One advantage of Azure Data Factory (ADF) is its ability to integrate to a variety of data warehouses. Such integrations are called linked services. They are connections to an external data source or data destination.
In this example, we go over the requirements and steps to create a BigQuery linked service in ADF. We use a google service account and its key file in JSON format. Additionally, we use a self-hosted integration runtime installed on a windows virtual machine (VM).
Google Service Account
We begin by creating a service account with enough roles to access the BigQuery service. Then, we create a service account key file in JSON format.
Role assignment is a common topic when using service accounts to authenticate to BigQuery. It is important that the account has been given the correct roles to perform the tasks needed.

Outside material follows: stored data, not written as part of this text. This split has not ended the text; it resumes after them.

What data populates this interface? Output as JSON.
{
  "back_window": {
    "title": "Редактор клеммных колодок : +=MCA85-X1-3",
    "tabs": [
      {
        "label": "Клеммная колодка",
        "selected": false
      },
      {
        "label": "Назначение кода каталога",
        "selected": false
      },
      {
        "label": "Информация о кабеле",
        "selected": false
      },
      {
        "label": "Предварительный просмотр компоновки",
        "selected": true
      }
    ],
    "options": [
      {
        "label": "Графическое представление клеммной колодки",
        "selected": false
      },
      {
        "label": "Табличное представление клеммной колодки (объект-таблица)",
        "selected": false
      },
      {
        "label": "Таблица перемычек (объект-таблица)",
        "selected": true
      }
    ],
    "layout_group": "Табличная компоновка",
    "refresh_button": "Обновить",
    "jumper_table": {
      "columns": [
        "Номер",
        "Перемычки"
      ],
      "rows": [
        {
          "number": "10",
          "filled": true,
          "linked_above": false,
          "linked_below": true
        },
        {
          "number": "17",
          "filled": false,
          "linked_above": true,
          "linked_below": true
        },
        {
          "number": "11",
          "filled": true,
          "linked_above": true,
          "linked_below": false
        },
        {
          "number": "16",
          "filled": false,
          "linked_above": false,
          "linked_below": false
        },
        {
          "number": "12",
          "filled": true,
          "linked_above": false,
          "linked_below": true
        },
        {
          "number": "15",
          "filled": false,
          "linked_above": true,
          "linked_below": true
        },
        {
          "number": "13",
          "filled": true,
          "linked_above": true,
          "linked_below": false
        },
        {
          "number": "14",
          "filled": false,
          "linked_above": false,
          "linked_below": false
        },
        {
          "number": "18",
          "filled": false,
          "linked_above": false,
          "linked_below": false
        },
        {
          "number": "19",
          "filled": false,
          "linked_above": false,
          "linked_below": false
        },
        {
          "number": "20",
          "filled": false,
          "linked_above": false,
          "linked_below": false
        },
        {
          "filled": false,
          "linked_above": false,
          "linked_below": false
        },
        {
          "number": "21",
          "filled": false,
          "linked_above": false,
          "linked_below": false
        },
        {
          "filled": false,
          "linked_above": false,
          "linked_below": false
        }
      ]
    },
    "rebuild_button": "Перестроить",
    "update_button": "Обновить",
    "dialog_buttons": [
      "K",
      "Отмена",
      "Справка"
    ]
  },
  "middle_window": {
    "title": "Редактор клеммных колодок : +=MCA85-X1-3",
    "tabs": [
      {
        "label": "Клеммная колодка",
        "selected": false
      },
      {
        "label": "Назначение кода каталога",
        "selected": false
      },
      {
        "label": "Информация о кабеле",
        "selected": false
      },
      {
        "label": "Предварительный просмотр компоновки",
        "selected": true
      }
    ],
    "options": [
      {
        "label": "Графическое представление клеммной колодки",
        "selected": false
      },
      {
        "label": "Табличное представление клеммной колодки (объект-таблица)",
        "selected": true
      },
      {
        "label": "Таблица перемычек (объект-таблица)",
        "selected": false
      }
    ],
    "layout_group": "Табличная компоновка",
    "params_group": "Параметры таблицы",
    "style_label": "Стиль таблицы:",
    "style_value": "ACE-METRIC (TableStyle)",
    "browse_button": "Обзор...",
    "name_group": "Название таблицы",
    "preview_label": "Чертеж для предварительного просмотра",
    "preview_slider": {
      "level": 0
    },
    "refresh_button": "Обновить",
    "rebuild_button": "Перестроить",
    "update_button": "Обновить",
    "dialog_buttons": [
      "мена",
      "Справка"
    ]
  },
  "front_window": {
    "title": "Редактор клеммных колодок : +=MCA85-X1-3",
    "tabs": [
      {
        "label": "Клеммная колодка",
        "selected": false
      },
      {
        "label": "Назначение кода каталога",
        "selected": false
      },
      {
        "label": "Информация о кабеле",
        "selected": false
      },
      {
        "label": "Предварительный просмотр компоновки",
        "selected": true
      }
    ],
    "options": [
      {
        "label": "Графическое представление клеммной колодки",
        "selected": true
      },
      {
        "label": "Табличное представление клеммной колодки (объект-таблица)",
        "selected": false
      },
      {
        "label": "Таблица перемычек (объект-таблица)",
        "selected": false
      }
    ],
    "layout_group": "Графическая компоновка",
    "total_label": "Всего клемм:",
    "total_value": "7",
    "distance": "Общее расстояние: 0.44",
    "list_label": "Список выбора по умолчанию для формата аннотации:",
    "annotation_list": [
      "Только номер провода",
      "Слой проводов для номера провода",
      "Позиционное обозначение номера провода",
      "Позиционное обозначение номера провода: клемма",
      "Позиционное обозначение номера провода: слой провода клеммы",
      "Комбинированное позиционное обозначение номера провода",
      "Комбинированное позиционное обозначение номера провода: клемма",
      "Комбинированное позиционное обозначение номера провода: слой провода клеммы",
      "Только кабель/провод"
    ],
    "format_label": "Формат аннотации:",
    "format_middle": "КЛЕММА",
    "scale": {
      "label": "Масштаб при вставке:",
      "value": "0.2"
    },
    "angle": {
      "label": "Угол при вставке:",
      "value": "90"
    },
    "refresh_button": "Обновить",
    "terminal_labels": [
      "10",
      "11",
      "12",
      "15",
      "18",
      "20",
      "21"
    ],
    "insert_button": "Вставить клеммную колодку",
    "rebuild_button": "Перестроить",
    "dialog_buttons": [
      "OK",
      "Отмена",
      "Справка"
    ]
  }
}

As a sanity check, we recommend testing if the account has the correct roles before moving onto ADF. For example, we can first use the key file to connect to BigQuery tables using VS Code.
Self-Hosted IR
A self-hosted integration runtime (IR) allows ADF to connect to specific network environments. It also allows access to files in the hosting machine.
In this scenario, the IR hosting machine is the place where we store our Google service account key file. The perfect place to save it in is the C drive. Otherwise, ADF would not be able to locate it and fail to authenticate.
From the IR hosting machine, navigate to the C drive and save the key file.
Creating a BigQuery Linked Service
From the ADF, navigate to Manage>Linked services>+New.
In the New Linked Service window, search for and select Google BigQuery as the linked service.
In the New Linked Service (Google BigQuery) window, enter a name for your linked service. Under integration runtime, point to the self-hosted IR where the key file is stored. Include the Google Project ID and set Request access to Google Drive as False.
Under Authentication type, select Service authentication and input the service account email. Remember, this information is found in the key file itself.
Under key file path, point to the key file within the IR hosting machine. Next, Test connection; and finally, Create.
Pro tip: A successful test connection does not imply that a copy activity will succeed. When running into such issues, we recommend looking into IAM roles like BigQuery.Read.Session.User.